Max McGee joined The Hater Nation as a corespondent for Super Bowl 43. And he contributed just one post, when he promised like five. But now he won't go away and wants to post more. So why not, I'm too lazy to post now anyway. Take it away, Max.
You will forgive me if I tend to wax a little nostalgic when talking about football players of the past. Back when men were men. The only business the NFL was back when I played occurred when coach Lombardi caught you coming in late after curfew. Otherwise, we just played for the love of the game.
I know that's a strange thought to the current crop of NFL players.
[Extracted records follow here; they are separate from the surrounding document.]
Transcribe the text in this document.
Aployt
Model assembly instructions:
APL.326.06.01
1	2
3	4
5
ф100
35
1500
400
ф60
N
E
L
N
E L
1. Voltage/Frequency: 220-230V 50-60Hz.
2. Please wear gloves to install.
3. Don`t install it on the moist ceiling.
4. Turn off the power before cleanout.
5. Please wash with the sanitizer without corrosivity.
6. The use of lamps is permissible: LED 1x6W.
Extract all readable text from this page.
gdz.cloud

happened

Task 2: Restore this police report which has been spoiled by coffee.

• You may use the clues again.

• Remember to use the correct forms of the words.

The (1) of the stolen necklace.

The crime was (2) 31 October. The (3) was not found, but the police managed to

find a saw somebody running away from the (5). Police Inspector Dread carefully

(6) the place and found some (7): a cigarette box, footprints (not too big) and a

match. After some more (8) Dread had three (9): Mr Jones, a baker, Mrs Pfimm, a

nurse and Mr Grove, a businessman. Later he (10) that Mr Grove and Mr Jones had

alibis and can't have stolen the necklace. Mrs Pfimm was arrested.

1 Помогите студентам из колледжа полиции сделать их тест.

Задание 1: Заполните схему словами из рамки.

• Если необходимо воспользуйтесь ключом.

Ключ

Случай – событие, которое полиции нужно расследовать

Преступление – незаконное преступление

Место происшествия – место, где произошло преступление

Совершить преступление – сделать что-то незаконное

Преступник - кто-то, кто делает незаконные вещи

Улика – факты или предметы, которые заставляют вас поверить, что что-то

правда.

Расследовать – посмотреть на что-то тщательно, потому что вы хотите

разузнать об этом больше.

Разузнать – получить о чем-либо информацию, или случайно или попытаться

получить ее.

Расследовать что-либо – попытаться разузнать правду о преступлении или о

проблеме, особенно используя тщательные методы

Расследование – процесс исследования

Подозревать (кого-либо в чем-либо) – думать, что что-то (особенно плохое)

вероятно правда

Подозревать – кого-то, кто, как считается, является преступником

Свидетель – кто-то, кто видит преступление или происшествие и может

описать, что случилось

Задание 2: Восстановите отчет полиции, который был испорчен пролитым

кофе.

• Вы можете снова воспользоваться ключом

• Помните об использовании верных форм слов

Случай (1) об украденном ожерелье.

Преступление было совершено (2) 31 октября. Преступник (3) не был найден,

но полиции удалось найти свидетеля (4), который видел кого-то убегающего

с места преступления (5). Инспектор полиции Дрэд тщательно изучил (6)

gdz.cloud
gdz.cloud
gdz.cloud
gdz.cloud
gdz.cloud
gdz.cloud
These a-holes care more about their stock portfolios tanking as opposed to what their teams are doing during the offseason.
The offseason. Back when I was playing, the offseason meant I went out and got a job. Look at what these two bun boys were doing during their offseason.
The only time I wanted a woman near me was when she was serving a beer.
So unless Gisele plans on feeding that ice cream cone to Tom while topless, then get out of the driver's seat, sweat heart. I swear, I'd rather have a drunk driver behind me than a woman. At least the drunk cares about driving.
Everybody says give Tom a break, he has three rings. That's three less than me, butter beans.
And Reggie Bush had better hand some weights to the fatty he's dating, or at least take her to the treadmill. That rear end is wrapped tighter than pair of speakers from Best Buy. Just don't be around when she unleashes that thing.
But I least those guys are hanging with women. I don't know what the hell to make of this Perry.
Was he young and stupid when he did those photos, too?
Now you guys understand what I was doing on the roof?